Often, I can’t remember—can’t remember the events of a story that someone is recalling with me about something that we did together; can’t remember the right word for this sentence; can’t remember the name of a friend; can’t remember the right pronouns. The doctors have said that problems with memory are all a part of my condition. So what does it mean to celebrate something I don’t have?
Is there a sovereign God who hears moaning and remembers a covenant? Is there a God who is gracious and compassionate? That is not the God I have ever believed in—the God who sits on high and looks down at us. But sometimes, I want that God. I want there to be a compassionate God who remembers every wild animal, and every domesticated beast, and me.
Sometimes, Rosh Hashannah is my day to imagine. Sometimes, that is too difficult.
The Cry of the Shofar & Renewal
There are three calls of the shofar, T’kiah (a single blast), Sh’varim (three shorter blasts), and T’ruah (9 quick blasts, one after another), and all must be present in their specific place and order in the service.

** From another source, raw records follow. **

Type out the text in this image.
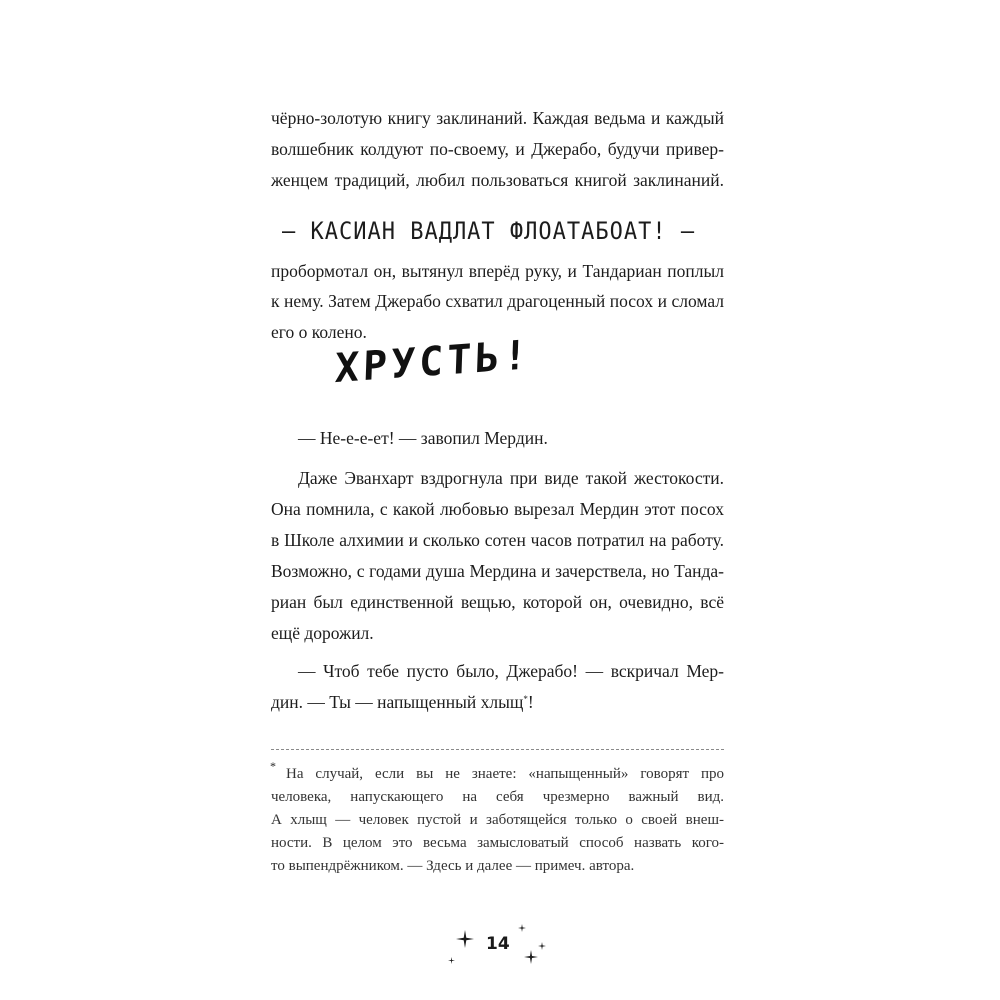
чёрно-золотую книгу заклинаний. Каждая ведьма и каждый
волшебник колдуют по-своему, и Джерабо, будучи привер-
женцем традиций, любил пользоваться книгой заклинаний.
— КАСИАН ВАДЛАТ ФЛОАТАБОАТ! —
пробормотал он, вытянул вперёд руку, и Тандариан поплыл
к нему. Затем Джерабо схватил драгоценный посох и сломал
его о колено.
ХРУСТЬ!
— Не-е-е-ет! — завопил Мердин.
Даже Эванхарт вздрогнула при виде такой жестокости.
Она помнила, с какой любовью вырезал Мердин этот посох
в Школе алхимии и сколько сотен часов потратил на работу.
Возможно, с годами душа Мердина и зачерствела, но Танда-
риан был единственной вещью, которой он, очевидно, всё
ещё дорожил.
— Чтоб тебе пусто было, Джерабо! — вскричал Мер-
дин. — Ты — напыщенный хлыщ*!
* На случай, если вы не знаете: «напыщенный» говорят про
человека, напускающего на себя чрезмерно важный вид.
А хлыщ — человек пустой и заботящейся только о своей внеш-
ности. В целом это весьма замысловатый способ назвать кого-
то выпендрёжником. — Здесь и далее — примеч. автора.
14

T’kiah, Sh’varim, T’kiah, the same sequence, three times
T’kiah, T’ruah, T’kiah, the same sequence, three times
T’kiah, Sh’varim T’ruah, T’kiah, the same sequence, three times
When I used to lead services in Toronto, I would tell folks to listen carefully to the different calls. First, the T’kiah – a single whole blast, which represents those times that we feel whole with ourselves. But sometimes we feel a bit more broken, and this is the call of sh'varim (sh’varim means fragments, or fractures) – three blasts that have breaks between them. And then there are the times that we feel utterly shattered. Splintered. That is the last call - 9 rapid blasts in succession - t'ruah. “But you will notice,” I would continue, “that in each case, the Sh’varim and the T’ruah are surrounded by the wholeness of the T’kiah. This comes to remind us that when we feel broken, or even shattered in pieces, we are surrounded by wholeness.” I try to believe that, but sometimes, the renewal that Rosh Hashannah brings is just “more of the same”; more of the same struggles to feel whole, to look whole, to function as whole in a world that expects wholeness. “How ya doin’?” “Fine, thanks! How are you?”

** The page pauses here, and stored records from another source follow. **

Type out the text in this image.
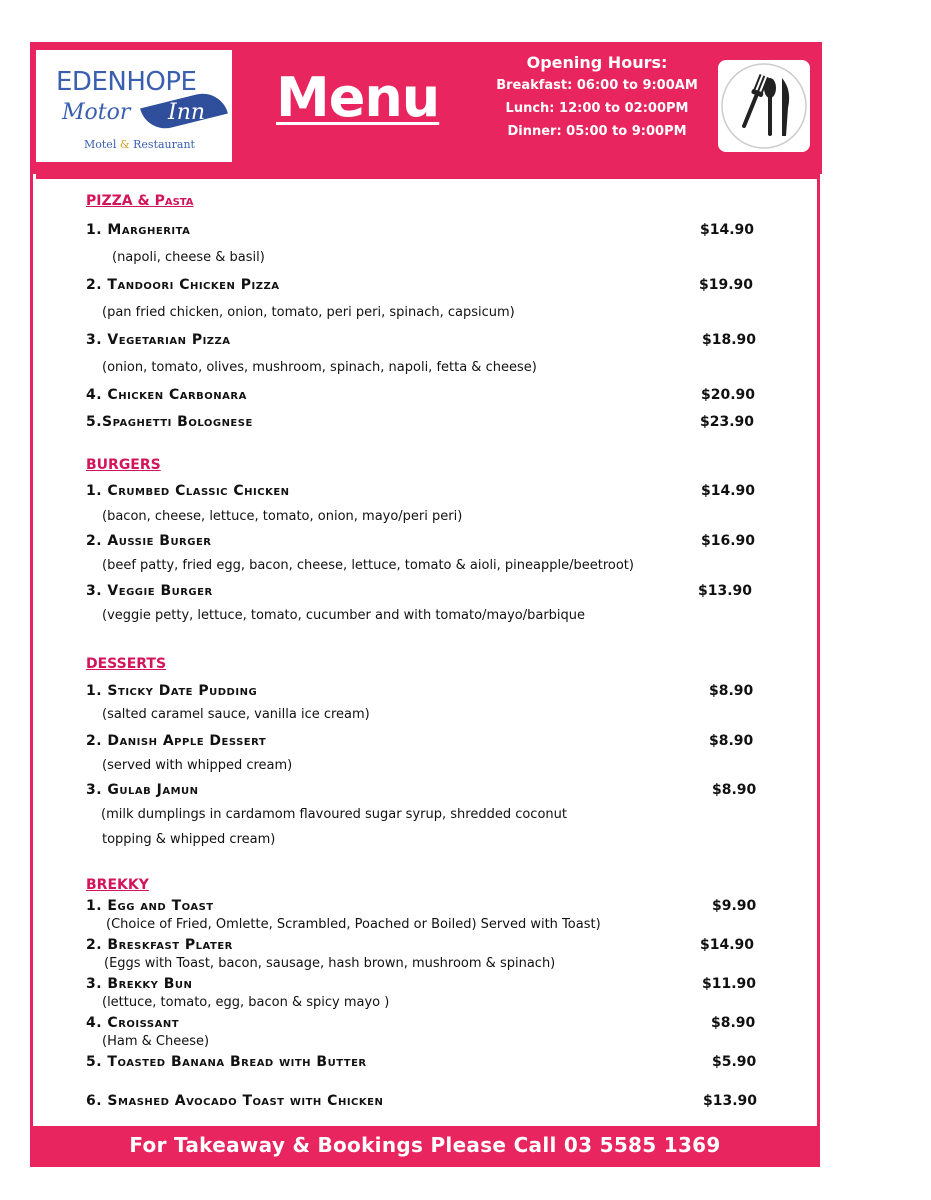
EDENHOPE
Motor Inn
Motel & Restaurant
Menu
Opening Hours:
Breakfast: 06:00 to 9:00AM
Lunch: 12:00 to 02:00PM
Dinner: 05:00 to 9:00PM
PIZZA & Pasta
1. Margherita	$14.90
(napoli, cheese & basil)
2. Tandoori Chicken Pizza	$19.90
(pan fried chicken, onion, tomato, peri peri, spinach, capsicum)
3. Vegetarian Pizza	$18.90
(onion, tomato, olives, mushroom, spinach, napoli, fetta & cheese)
4. Chicken Carbonara	$20.90
5.Spaghetti Bolognese	$23.90
BURGERS
1. Crumbed Classic Chicken	$14.90
(bacon, cheese, lettuce, tomato, onion, mayo/peri peri)
2. Aussie Burger	$16.90
(beef patty, fried egg, bacon, cheese, lettuce, tomato & aioli, pineapple/beetroot)
3. Veggie Burger	$13.90
(veggie petty, lettuce, tomato, cucumber and with tomato/mayo/barbique
DESSERTS
1. Sticky Date Pudding	$8.90
(salted caramel sauce, vanilla ice cream)
2. Danish Apple Dessert	$8.90
(served with whipped cream)
3. Gulab Jamun	$8.90
(milk dumplings in cardamom flavoured sugar syrup, shredded coconut
topping & whipped cream)
BREKKY
1. Egg and Toast	$9.90
(Choice of Fried, Omlette, Scrambled, Poached or Boiled) Served with Toast)
2. Breskfast Plater	$14.90
(Eggs with Toast, bacon, sausage, hash brown, mushroom & spinach)
3. Brekky Bun	$11.90
(lettuce, tomato, egg, bacon & spicy mayo )
4. Croissant	$8.90
(Ham & Cheese)
5. Toasted Banana Bread with Butter	$5.90
6. Smashed Avocado Toast with Chicken	$13.90
For Takeaway & Bookings Please Call 03 5585 1369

No matter my state of mind, the shofar breaks my heart. I think of the animal whose horn we have hollowed out. I think of the breaks and the shattering.
It champions my brokenness.
It declares my wholeness.
Sweetness
I love the symbols of sweetness that we celebrate with each year. I love the promise, and I love the fact that it is sweetness that we bless each other with. Not a healthy new year, not a year of wholeness, or success. A year of sweetness. That is something that I can get behind. It doesn’t require me to feel ok. It doesn’t require me to be ok. It just requires me to recognize the sweet moments in a day. My partner bringing me a cup of tea in the morning. The voice, through my window, of my four year old next door neighbour talking to the person delivering the post. A hug. A visit with a friend on my porch. It’s a blessing I can get behind.
Shannah Tovah U’metukah!
Sarra Lev spends their time teaching talmud and trying to learn to play the banjo.